If you enjoy a good debunking, this one’s a doozy. A scientist and contemporary violin maker conducted blind comparisons, getting professional violinists to try and choose among three old Cremonese violins, including two by Stradivari, (total value 10M) and three high-end modern violins (total value 100k). They used a clever blinding protocol:
With modified welders’ masks on their faces, to restrict vision, and a dab of scent under the violins’ chin rests, to mask tell-tale odors, the participants got to play compare six violins, including two by Stradivari and one by Guarneri. In an initial test, they quickly compared 10 pairs of violins — nine distinct new-vs.-old pairings and one repeat pair. They got to play each instrument for one minute, without visiting the first instrument played, in a room with neutral acoustics. In a second test, they were allowed to compare and contrast the six instruments in a more natural way, playing them all however they wished, for 20 minutes.
The results are unsurprising to any decent cynic:
In the head-to-head tests, the players preferred new and old instruments at equal rates, except in one case: One violin by Stradivari, crafted in roughly 1700, was clearly preferred less often than the others. “It seems that under these test conditions, only a conspicuously least-preferred violin differentiates itself,” the authors write. (What’s more, when the violinists compared the same two instruments twice, they made the same choice only 52% of the time.)

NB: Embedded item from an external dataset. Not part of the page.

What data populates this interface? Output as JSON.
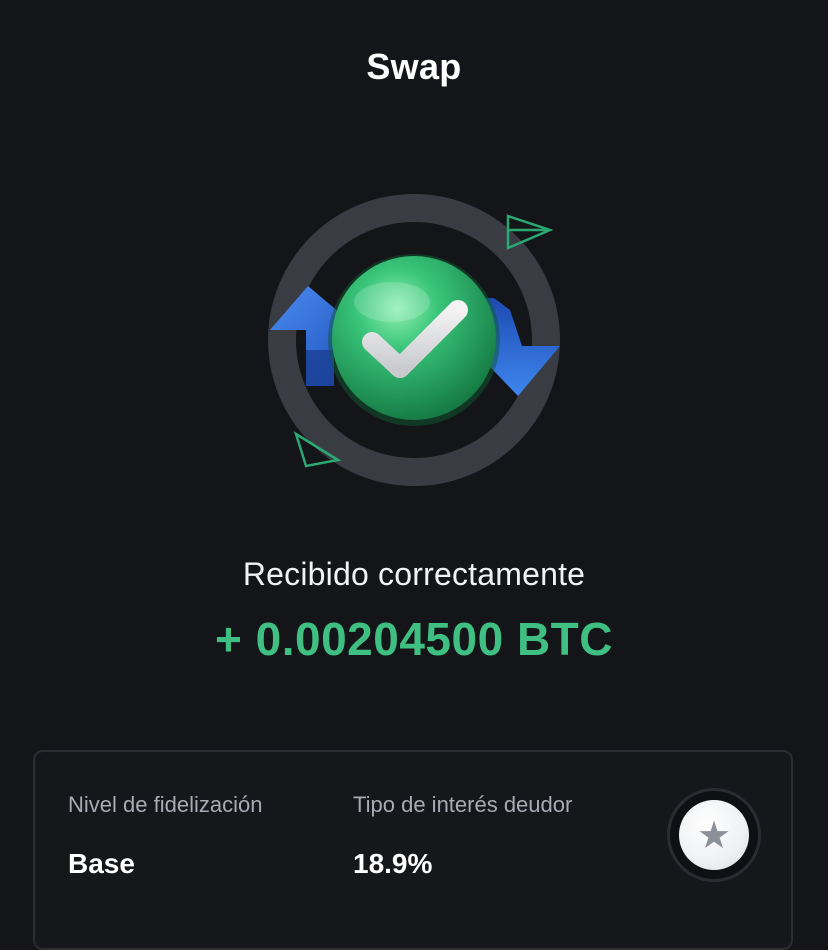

In the more leisurely comparison, the same Stradivari model was again voted as worse than the other violins (new or old); four instruments received statistically indistinguishable ratings. This time, however, a distinctly preferred model arose — and it happened to be a new violin.

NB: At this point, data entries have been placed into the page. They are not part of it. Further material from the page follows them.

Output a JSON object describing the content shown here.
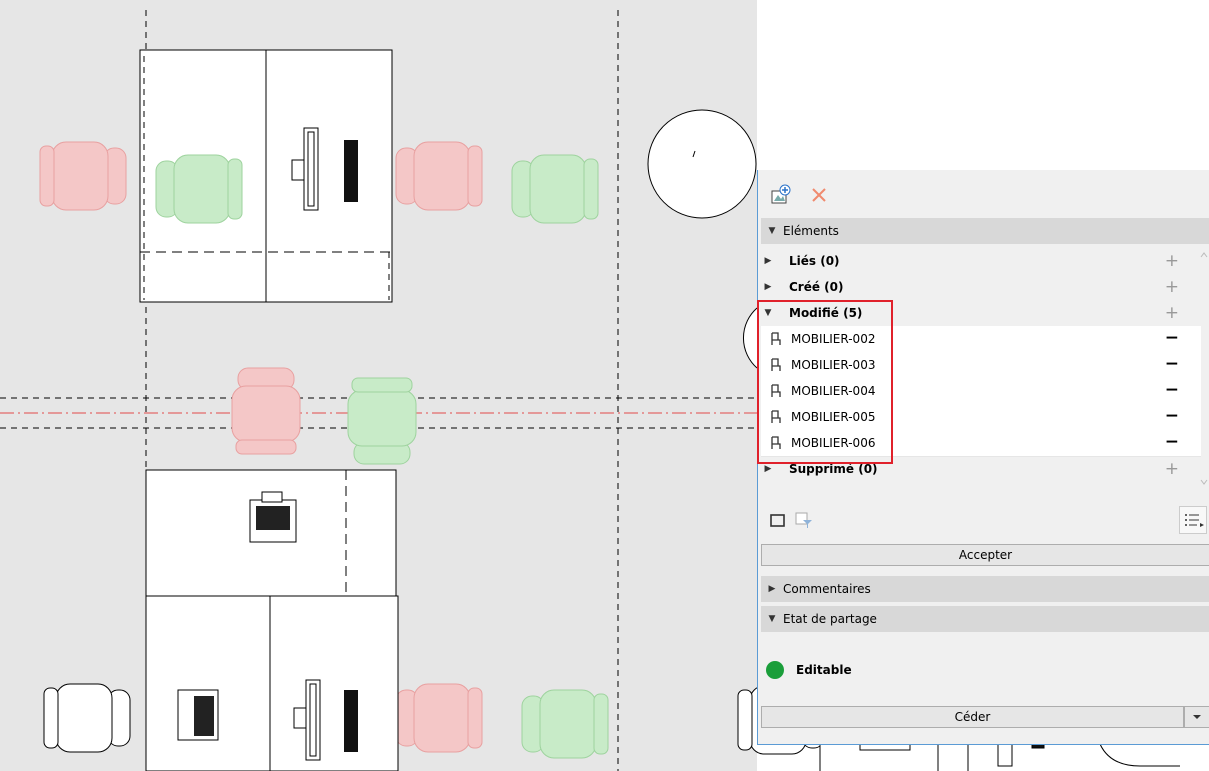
{
  "toolbar": {
    "add_icon": "add-layer-icon",
    "close_icon": "close-icon"
  },
  "sections": {
    "elements": "Eléments",
    "comments": "Commentaires",
    "sharing": "Etat de partage"
  },
  "groups": {
    "linked": "Liés (0)",
    "created": "Créé (0)",
    "modified": "Modifié (5)",
    "deleted": "Supprimé (0)"
  },
  "modified_items": [
    {
      "label": "MOBILIER-002"
    },
    {
      "label": "MOBILIER-003"
    },
    {
      "label": "MOBILIER-004"
    },
    {
      "label": "MOBILIER-005"
    },
    {
      "label": "MOBILIER-006"
    }
  ],
  "actions": {
    "accept": "Accepter",
    "release": "Céder"
  },
  "status": {
    "label": "Editable",
    "color": "#1a9e3a"
  },
  "colors": {
    "highlight": "#e0212b",
    "modified_chair": "#e8a0a0",
    "new_chair": "#9ed39e",
    "canvas_bg": "#e6e6e6"
  }
}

The story has been received enthusiastically on science and technology sites, and the analogy to high-end wine has been drawn more than once. I don’t think that’s quite right though. This isn’t really like the claim that wine snobs can’t really tell plonk from Chateau whatsisface – the new violins themselves cost tens of thousands of dollars each. Indeed, even in this group of six superb violins, there appears to be some degree of agreement at least on the best or worst instruments. Nor is the psychology really related to the rubbish about finding notes of badger and ear-wax in a single-malt; This is about love, not bull-shit. Great musicians fall in love with great instruments they’ve played with.
But we do need to expand our sense of what a great instrument (and instrument-maker) is. It’s remarkable that craftsmen hundreds of years ago could make instruments that can (almost) hold their own against our labs and years of accumulated practice. But clearly there are superb violin-makers today, and the very best might even be better than the Great ones. It seems like a shame for them to not be well-known, and positively wrong to impose upon them the burden of predetermined, unwinnable comparisons with the long-dead. And it’s long past time for the audiophile-type magic-fiddle stuff to die.